Mari ficou com o estomago vazio, as pernas tremiam e as mãos não copiavam tão bem quanto antes. Não havia percebido seu tom e temeu por parecer rígida de mais, acontece que ela convivia com pessoas que ela julgava não serem parecidas com ela. Não pertenciam ao mesmo mundo. Não tinham a mesma idade, psicológica principalmente. A aula acabou e ela demorou um pouco para se levantar arrumou as coisas na bolsa com cuidado, não por se importar com isso mas para dar tempo dos colegas saírem da sala.

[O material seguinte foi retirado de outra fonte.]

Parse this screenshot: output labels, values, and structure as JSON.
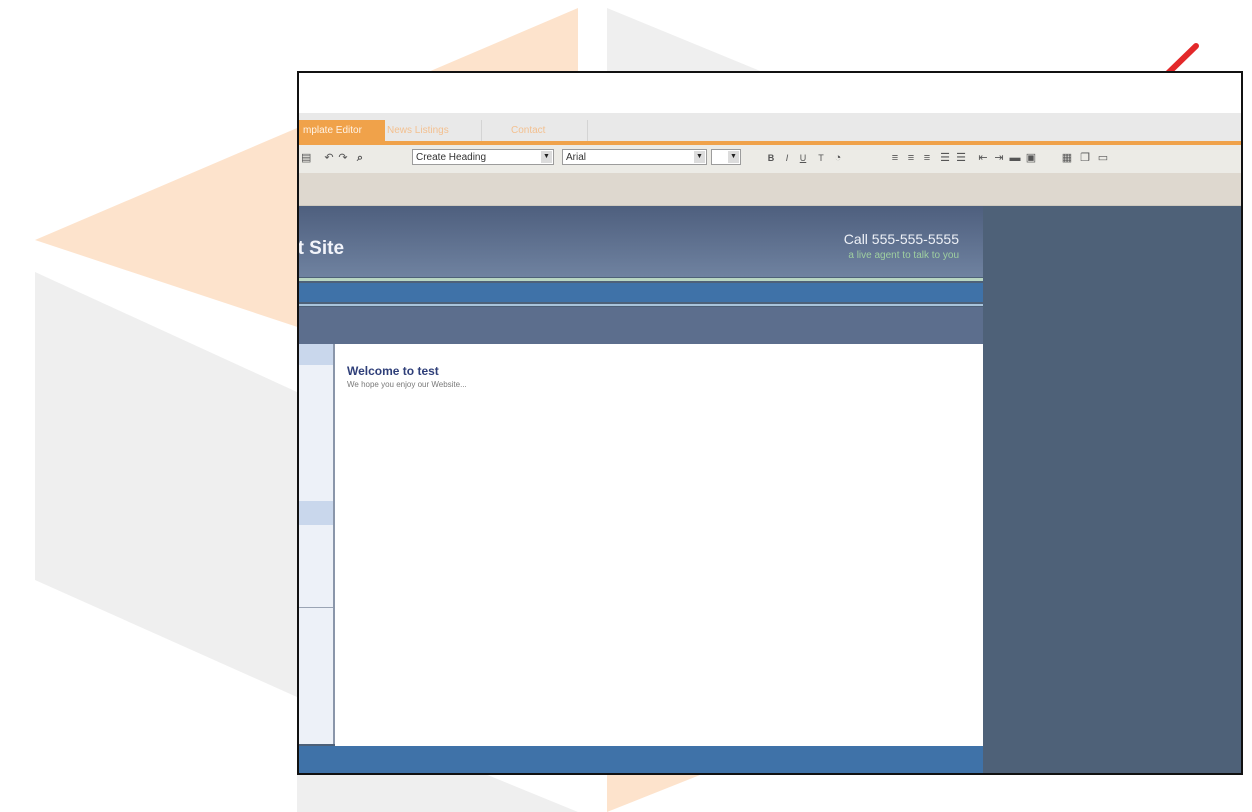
{
  "tabs": [
    {
      "label": "mplate Editor",
      "active": true
    },
    {
      "label": "News Listings",
      "active": false
    },
    {
      "label": "Contact",
      "active": false
    }
  ],
  "toolbar": {
    "heading_select": "Create Heading",
    "font_select": "Arial",
    "size_select": "",
    "icons": [
      "paste-icon",
      "undo-icon",
      "redo-icon",
      "find-icon",
      "bold-icon",
      "italic-icon",
      "underline-icon",
      "text-color-icon",
      "highlight-icon",
      "align-left-icon",
      "align-center-icon",
      "align-right-icon",
      "ordered-list-icon",
      "unordered-list-icon",
      "outdent-icon",
      "indent-icon",
      "horizontal-rule-icon",
      "insert-box-icon",
      "table-icon",
      "popout-icon",
      "window-icon"
    ]
  },
  "site": {
    "title": "st Site",
    "phone": "Call 555-555-5555",
    "tagline": "a live agent to talk to you"
  },
  "content": {
    "heading": "Welcome to test",
    "body": "We hope you enjoy our Website..."
  },
  "colors": {
    "accent_orange": "#f0a24a",
    "header_blue": "#4e5f7e",
    "nav_blue": "#3f72a8",
    "frame_slate": "#4e6178",
    "arrow_red": "#e3282a"
  }
}
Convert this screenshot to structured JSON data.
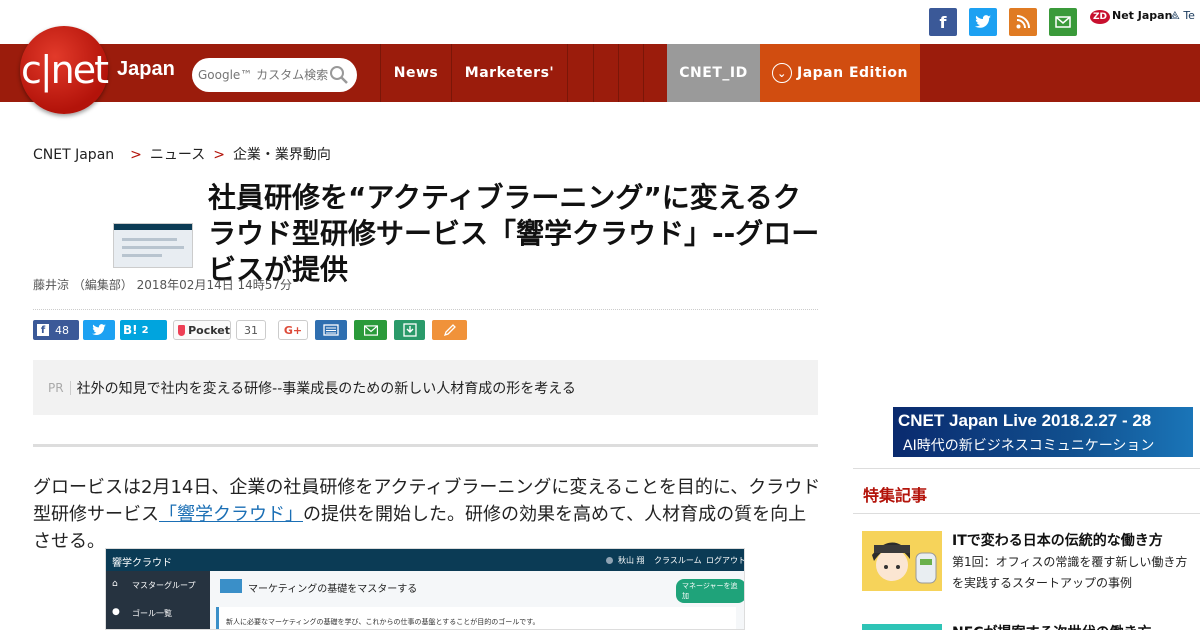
{
  "social": {
    "icons": [
      "facebook-icon",
      "twitter-icon",
      "rss-icon",
      "mail-icon"
    ],
    "zdnet": "Net Japan",
    "zdnet_badge": "ZD",
    "techrepublic": "Te"
  },
  "nav": {
    "logo_text": "c|net",
    "logo_japan": "Japan",
    "search_placeholder": "Google™ カスタム検索",
    "items": [
      "News",
      "Marketers'"
    ],
    "cnet_id": "CNET_ID",
    "edition": "Japan Edition"
  },
  "breadcrumb": {
    "home": "CNET Japan",
    "sep": ">",
    "level1": "ニュース",
    "level2": "企業・業界動向"
  },
  "article": {
    "title": "社員研修を“アクティブラーニング”に変えるクラウド型研修サービス「響学クラウド」--グロービスが提供",
    "byline": "藤井涼 （編集部） 2018年02月14日 14時57分",
    "share": {
      "facebook_count": "48",
      "hatena": "B!",
      "hatena_count": "2",
      "pocket": "Pocket",
      "pocket_count": "31",
      "gplus": "G+"
    },
    "pr_label": "PR",
    "pr_text": "社外の知見で社内を変える研修--事業成長のための新しい人材育成の形を考える",
    "body_prefix": "グロービスは2月14日、企業の社員研修をアクティブラーニングに変えることを目的に、クラウド型研修サービス",
    "body_link": "「響学クラウド」",
    "body_suffix": "の提供を開始した。研修の効果を高めて、人材育成の質を向上させる。",
    "image": {
      "app_name": "響学クラウド",
      "top_right": [
        "秋山 翔",
        "クラスルーム",
        "ログアウト"
      ],
      "side_items": [
        "マスターグループ",
        "ゴール一覧"
      ],
      "main_title": "マーケティングの基礎をマスターする",
      "add_button": "マネージャーを追加",
      "desc": "新人に必要なマーケティングの基礎を学び、これからの仕事の基盤とすることが目的のゴールです。"
    }
  },
  "sidebar": {
    "banner_line1": "CNET Japan Live 2018.2.27 - 28",
    "banner_line2": "AI時代の新ビジネスコミュニケーション",
    "heading": "特集記事",
    "item1_title": "ITで変わる日本の伝統的な働き方",
    "item1_desc": "第1回：オフィスの常識を覆す新しい働き方を実践するスタートアップの事例",
    "item2_title": "NECが提案する次世代の働き方"
  }
}
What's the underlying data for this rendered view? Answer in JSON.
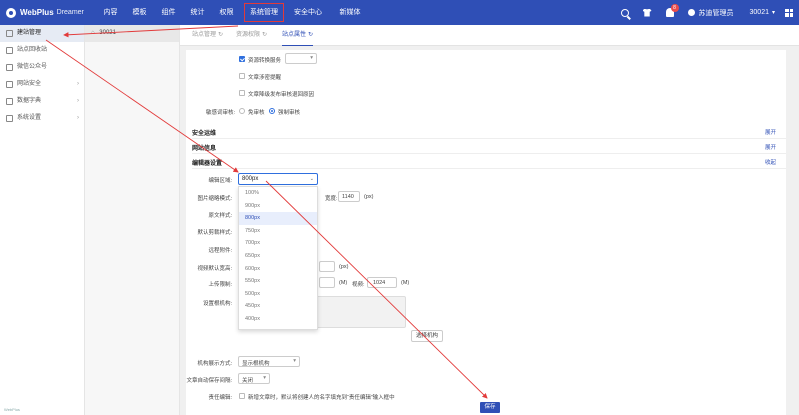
{
  "brand": {
    "name": "WebPlus",
    "sub": "Dreamer"
  },
  "nav": [
    "内容",
    "模板",
    "组件",
    "统计",
    "权限",
    "系统管理",
    "安全中心",
    "新媒体"
  ],
  "topbar": {
    "badge": "8",
    "user": "苏迪管理员",
    "site": "30021"
  },
  "sidebar": {
    "items": [
      {
        "label": "建站管理"
      },
      {
        "label": "站点回收站"
      },
      {
        "label": "微信公众号"
      },
      {
        "label": "网站安全"
      },
      {
        "label": "数据字典"
      },
      {
        "label": "系统设置"
      }
    ],
    "footer": "WebPlus"
  },
  "tree": {
    "root": "30021"
  },
  "tabs": [
    "站点管理",
    "资源权限",
    "站点属性"
  ],
  "form": {
    "opt_resource": "资源转换服务",
    "opt_article_remind": "文章涉密提醒",
    "opt_article_return": "文章降级发布审核退回原因",
    "sensitive_label": "敏感词审核:",
    "radio_free": "免审核",
    "radio_force": "强制审核",
    "sec_security": "安全运维",
    "sec_site_info": "网站信息",
    "sec_editor": "编辑器设置",
    "expand": "展开",
    "collapse": "收起",
    "editor_area_label": "编辑区域:",
    "editor_area_value": "800px",
    "image_thumb_label": "图片缩略模式:",
    "width_label": "宽度:",
    "width_value": "1140",
    "width_unit": "(px)",
    "body_style_label": "原文样式:",
    "default_cut_label": "默认剪裁样式:",
    "remote_attach_label": "远程附件:",
    "video_width_label": "视频默认宽高:",
    "video_unit": "(px)",
    "upload_limit_label": "上传限制:",
    "upload_m1": "(M)",
    "upload_video_label": "视频:",
    "upload_video_value": "1024",
    "upload_m2": "(M)",
    "org_label": "设置根机构:",
    "choose_org": "选择机构",
    "org_display_label": "机构展示方式:",
    "org_display_value": "显示根机构",
    "autosave_label": "文章自动保存间隔:",
    "autosave_value": "关闭",
    "editor_label": "责任编辑:",
    "editor_hint": "新增文章时，默认将创建人的名字填充到“责任编辑”输入框中",
    "save": "保存"
  },
  "dropdown_options": [
    "100%",
    "900px",
    "800px",
    "750px",
    "700px",
    "650px",
    "600px",
    "550px",
    "500px",
    "450px",
    "400px"
  ],
  "dropdown_selected": "800px",
  "colors": {
    "topbar": "#2f4fb6",
    "accent": "#2f6fde",
    "highlight": "#e23a3a"
  }
}
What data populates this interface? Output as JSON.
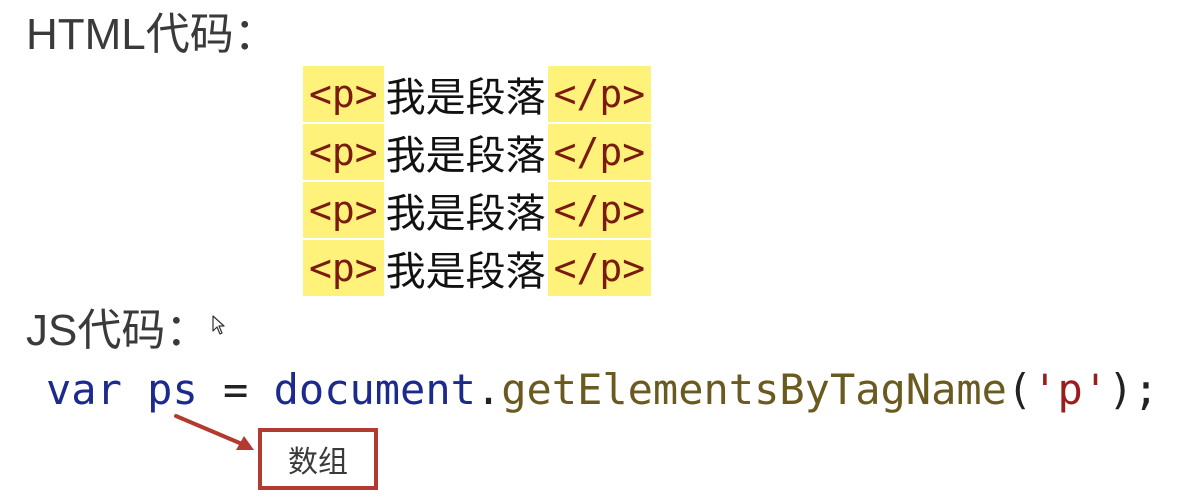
{
  "headings": {
    "html": "HTML代码：",
    "js": "JS代码："
  },
  "html_code": {
    "lines": [
      {
        "open_tag": "<p>",
        "text": "我是段落",
        "close_tag": "</p>"
      },
      {
        "open_tag": "<p>",
        "text": "我是段落",
        "close_tag": "</p>"
      },
      {
        "open_tag": "<p>",
        "text": "我是段落",
        "close_tag": "</p>"
      },
      {
        "open_tag": "<p>",
        "text": "我是段落",
        "close_tag": "</p>"
      }
    ]
  },
  "js_code": {
    "keyword": "var",
    "variable": "ps",
    "assign": "=",
    "object": "document",
    "dot": ".",
    "method": "getElementsByTagName",
    "open_paren": "(",
    "argument": "'p'",
    "close_paren": ");"
  },
  "annotation": {
    "label": "数组",
    "color": "#b23a2e"
  },
  "colors": {
    "tag_highlight": "#fff27a",
    "tag_text": "#7a1a10",
    "keyword": "#1b2a8c",
    "method": "#6a5a20",
    "string": "#9b1c1c"
  },
  "icons": {
    "cursor": "mouse-pointer-icon",
    "arrow": "arrow-icon"
  }
}
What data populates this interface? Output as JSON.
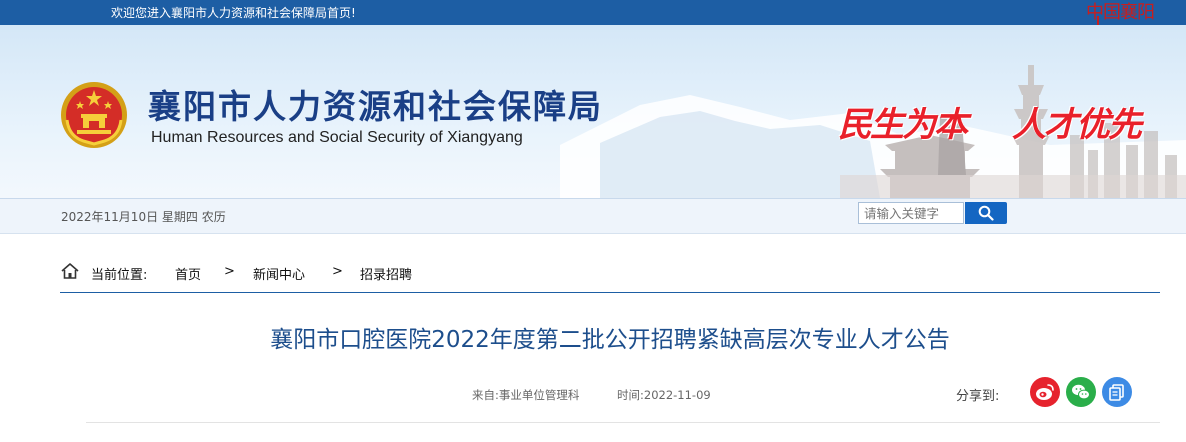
{
  "top_bar": {
    "welcome_text": "欢迎您进入襄阳市人力资源和社会保障局首页!",
    "calligraphy_logo": "中国襄阳"
  },
  "header": {
    "title": "襄阳市人力资源和社会保障局",
    "subtitle": "Human Resources and Social Security of Xiangyang",
    "slogan_left": "民生为本",
    "slogan_right": "人才优先",
    "emblem_icon": "national-emblem-icon"
  },
  "date_bar": {
    "date_text": "2022年11月10日 星期四 农历",
    "search_placeholder": "请输入关键字",
    "search_icon": "search-icon"
  },
  "breadcrumb": {
    "label": "当前位置:",
    "items": [
      "首页",
      "新闻中心",
      "招录招聘"
    ],
    "separator": ">"
  },
  "article": {
    "title": "襄阳市口腔医院2022年度第二批公开招聘紧缺高层次专业人才公告",
    "source": "来自:事业单位管理科",
    "time": "时间:2022-11-09"
  },
  "share": {
    "label": "分享到:",
    "buttons": [
      {
        "name": "weibo",
        "icon": "weibo-icon",
        "color": "#e6232d"
      },
      {
        "name": "wechat",
        "icon": "wechat-icon",
        "color": "#2aae4a"
      },
      {
        "name": "copy",
        "icon": "copy-icon",
        "color": "#3d8be5"
      }
    ]
  },
  "colors": {
    "brand_blue": "#1d5ea4",
    "title_blue": "#1a3f86",
    "slogan_red": "#e9202a"
  }
}
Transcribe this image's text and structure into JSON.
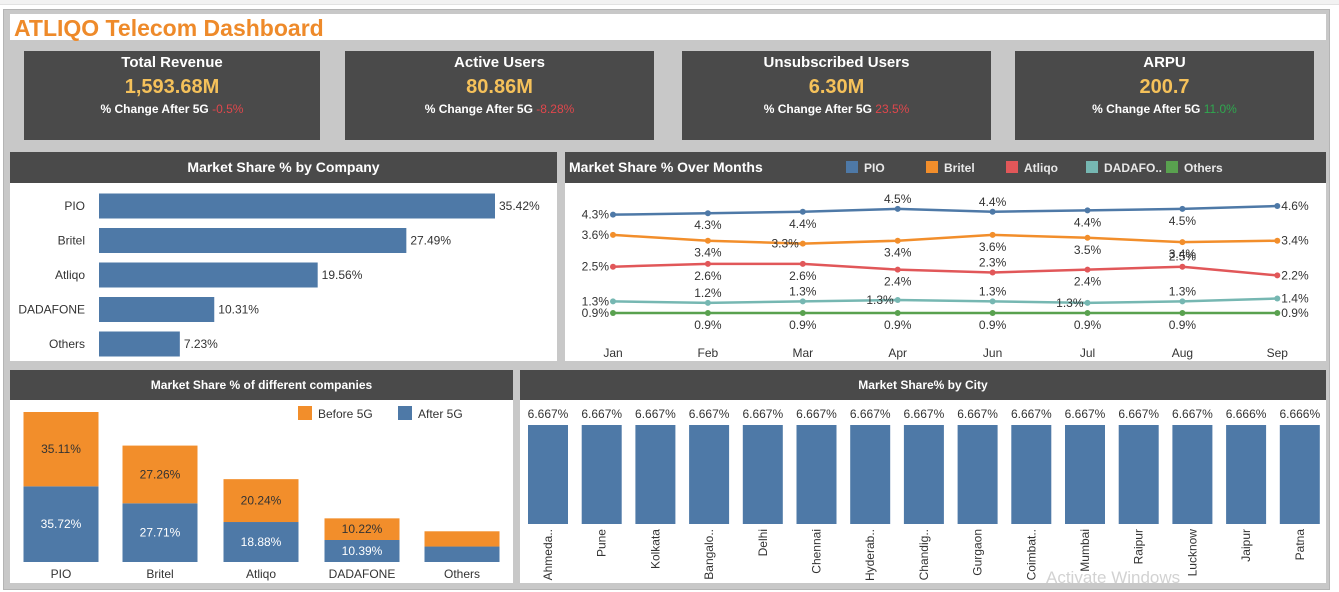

Levantou-se e foi em direção a porta, passou por Samuel que a olhava com interesse, mas não trocaram uma palavra legitima. Ela apenas disse "tchau" e ele respondeu com prontidão. Ele tinha apele branca, barba bem feita, cabelos ondulados e cortados com um topete. E tinha também os olhos mais azuis que ela já havia visto. 

Subiu as escadas e foi à biblioteca. Sua grade estava bem bagunçada. Enquanto subia as escadas lembrou das duas faculdades que havia começado e desistido antes de fazer medicina. Horário totalmente diurno, prático e com a metade da sua carga horária atual. Arfou e agradeceu por estar onde estava. Sentou em uma cadeira próxima a janela da biblioteca e começou a estudar a matéria da aula seguinte:  bioquímica médica I. Tinha uma hora de intervalo entre as aulas e ao contrário dos outros havia decidido estudar. Com certeza a cantina estaria cheia novamente, de conversas altas, grupos formados, Iphones ligados e de sucos naturais sendo feitos na hora.
Lembrou do jornal. Leu a matéria novamente e escreveu uma resposta à matéria de próprio punho, inclusive. 

Não conseguiu estudar. Foi para aula uma hora depois e a assistiu passivamente. Encontrou com Samuel lá também e sentou próximo a ele, mas não interagiram. Nessa aula haviam mais pessoas familiares. Duas meninas que haviam feito outra faculdade anteriormente, uma enfermeira que fazia medicina por realização. Um rapaz de bermuda e camisa divertida. O único que ousava ir de bermuda para faculdade, e era assim que ela o chamava. Ele era naturalmente engraçado e simpático. Seu nome era Diogo e tinha entradas no cabelo, mesmo sendo jovem. Tinha uma barba por fazer e a segurança de quem não se importa com a opinião alheia. Era a pessoa com quem Mari realmente conversava. Xerocava os cadernos dele e ele os dela. Estudavam juntos todas as terças e quintas e mantinham um certo contato (apenas acadêmico) fora da faculdade. 

Ela sentou ao lado do Samuel e atrás do Diogo. Conversavam enquanto o professor brigava  com o projetor. Coisas diversas, normalmente sobre a estampa da camisa dele que sempre eram temáticas. E a aula terminou e o horário da sua próxima aula só chegaria em 2 horas. Se reuniu com a meia duzia de pessoas familiares e sentaram para almoçar. Conversaram sobre a faculdade. Sobre a chuva. Sobre tudo e sobre nada. 

Depois de esperas e das aulas terminadas, passou no terceiro andar da faculdade. Ao lado do segundo elevador ficava a direção do jornal que havia lido e respondido pela manhã. A porta fechada com um cadeado apontava para uma caixa de acrílico vazia ao seu lado. Depositou sua carta lá e foi para casa.